How to Rebalance Power Between Congress and the Executive Branch
by James R. Rogers
Ben Peterson, an occasional contributor to L&L, discusses the interplay between constitutional norms and institutions at National Affairs. I style the takeaway point as this: interests need substantially to align with constitutional norms for those norms to survive. They need not align perfectly, but they need to align significantly.
The U.S. national government reflected “congressional government,” that is, congressionally-dominated governance, for its first century and a half. The founders anticipated this. As a result, the Constitution intentionally divides and weakens Congress, and seeks to “fortify” executive power. James Madison articulates the expectation in a well-known passage in Federalist 51:
In republican government, the legislative authority necessarily predominates. The remedy for this inconveniency is to divide the legislature into different branches; and to render them, by different modes of election and different principles of action, as little connected with each other as the nature of their common functions and their common dependence on the society will admit. It may even be necessary to guard against dangerous encroachments by still further precautions. As the weight of the legislative authority requires that it should be thus divided, the weakness of the executive may require, on the other hand, that it should be fortified.
While this view dominated for the first two-thirds of U.S. history, it appears almost quaint today with increasing concern of domination by America’s unitary executive relative to its plural legislature.
Different currents induced this shift.
First, America’s experience is not unique. Increase in executive power in governments in the 20th Century has been a global phenomenon.

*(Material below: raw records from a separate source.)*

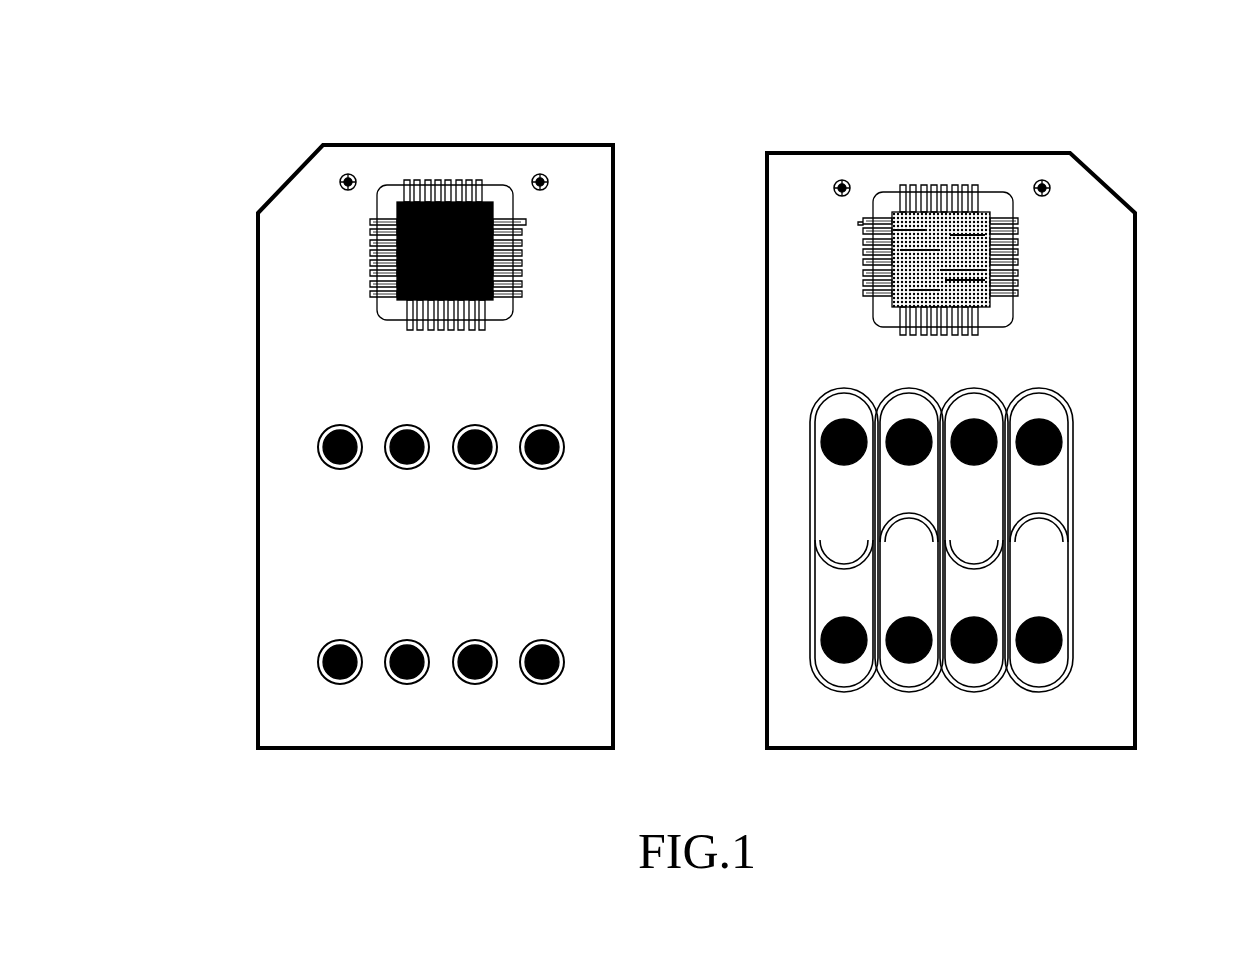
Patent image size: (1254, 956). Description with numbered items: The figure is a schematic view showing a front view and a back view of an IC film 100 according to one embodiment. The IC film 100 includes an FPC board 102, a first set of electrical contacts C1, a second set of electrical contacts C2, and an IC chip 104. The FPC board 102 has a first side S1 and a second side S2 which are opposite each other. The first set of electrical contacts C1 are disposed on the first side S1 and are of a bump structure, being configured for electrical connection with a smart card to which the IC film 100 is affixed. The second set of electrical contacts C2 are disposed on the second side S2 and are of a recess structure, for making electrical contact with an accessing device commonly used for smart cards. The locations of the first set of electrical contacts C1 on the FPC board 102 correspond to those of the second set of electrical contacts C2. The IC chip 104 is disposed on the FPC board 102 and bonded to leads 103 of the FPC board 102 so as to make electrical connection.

The IC film 100 is at (210, 108).
The FPC board 102 is at (258, 460).
The leads 103 is at (371, 275).
The IC chip 104 is at (397, 300).
The first side S1 is at (290, 197).
The second side S2 is at (1095, 203).
The first set of electrical contacts C1 is at (483, 680).
The second set of electrical contacts C2 is at (985, 690).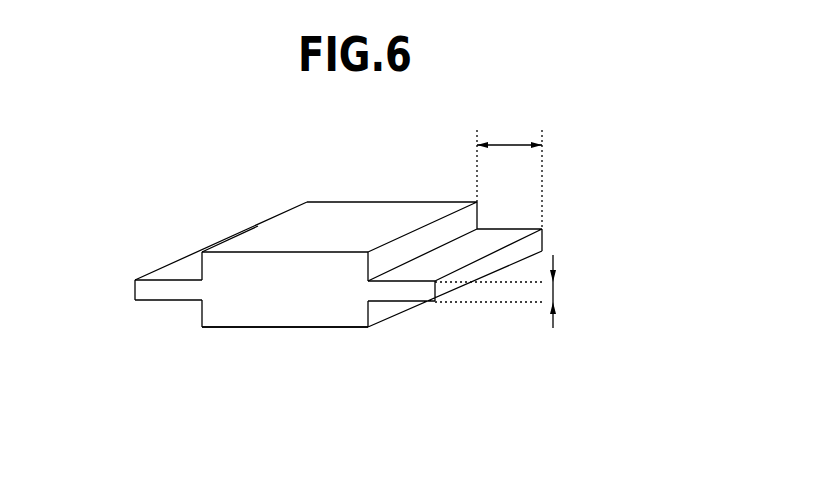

Focusing on U.S.-specific variables may allow us to account for marginal variation in the U.S. relative to other countries. Nonetheless, there appear to be broader, cross-national tendencies at work.
The global trend seems likely to have resulted from dramatic quickening of the political clock across the world, as well as an increasing dependence on technocrats in executive governance. To be sure, information and transport move at speeds unimagined even a century ago, let alone two centuries ago. In his autobiography, U.S. Grant mentions he paid $600 (in 1850s dollars) for a three-month return trip from his military post in California back to New York. Today, the same nominal amount of money pays for a six-hour trip between the two destinations.
While presidents in recent decades have made free use of their inherent powers—their power to act without congressional concurrence—in fact much of the increase in presidential power in the U.S. derives from congressional delegation. President Trump’s recent and controversial declaration of a national emergency did not activate any inherent constitutional powers of the presidency. Rather it activated powers Congress had earlier delegated to the President statutorily.
Given the long experience the U.S. national government had of congressionally-dominated government, it is not enough simply to observe the change from that experience and suggest Congress return to the old model. The question is how the incentive structure Congress faces changed, inducing deference to the executive, and then how to respond institutionally in the face of the changed incentives.
Congress has not been entirely passive as it attempted to adapt to the changing legislative environment. While Congress has not clawed back much power it delegated to the executive, it has taken significant steps at times that dramatically reduced presidential executive power. Congressional creation both of independent executive agencies and the creation of the merit system immunized vast swaths of executive bureaucracy from presidential control.
The irony is that Congress cabined presidential power even while its actions increased executive power overall. This sets up the symmetric irony that attempts to decrease bureaucratic-executive power will result in an increase of presidential-executive power.
I am dubious congressional power can be increased under current institutional arrangements. Revitalizing the committee system and increasing congressional resources and procedures seem small beer in the face of currents that caused the increase in executive power to begin with. Congress faces an inherent collective action problem relative to the President, one that means legislators systematically underinvest in the institution itself—institutional power is a public good among legislators—relative to the President and the presidency.
Institutional reforms like the creation of a constitutional legislative veto seem absolutely minimal requirements. Even with a congressional veto over the executive, however, there remains the issue of the energy of a plural legislature relative to a unitary executive.
Changes in technology and the policy environment shifted traditional incentive structures between government branches relative to the founding era. Noting institutional norms may provide us with normative leverage on what should be the case—what relationships between the branches we desire to see and sustain—but reformers, even conservative ones, need to account for these fundamental shifts in order to craft reforms that seek to return balance to the relationship between Congress and President.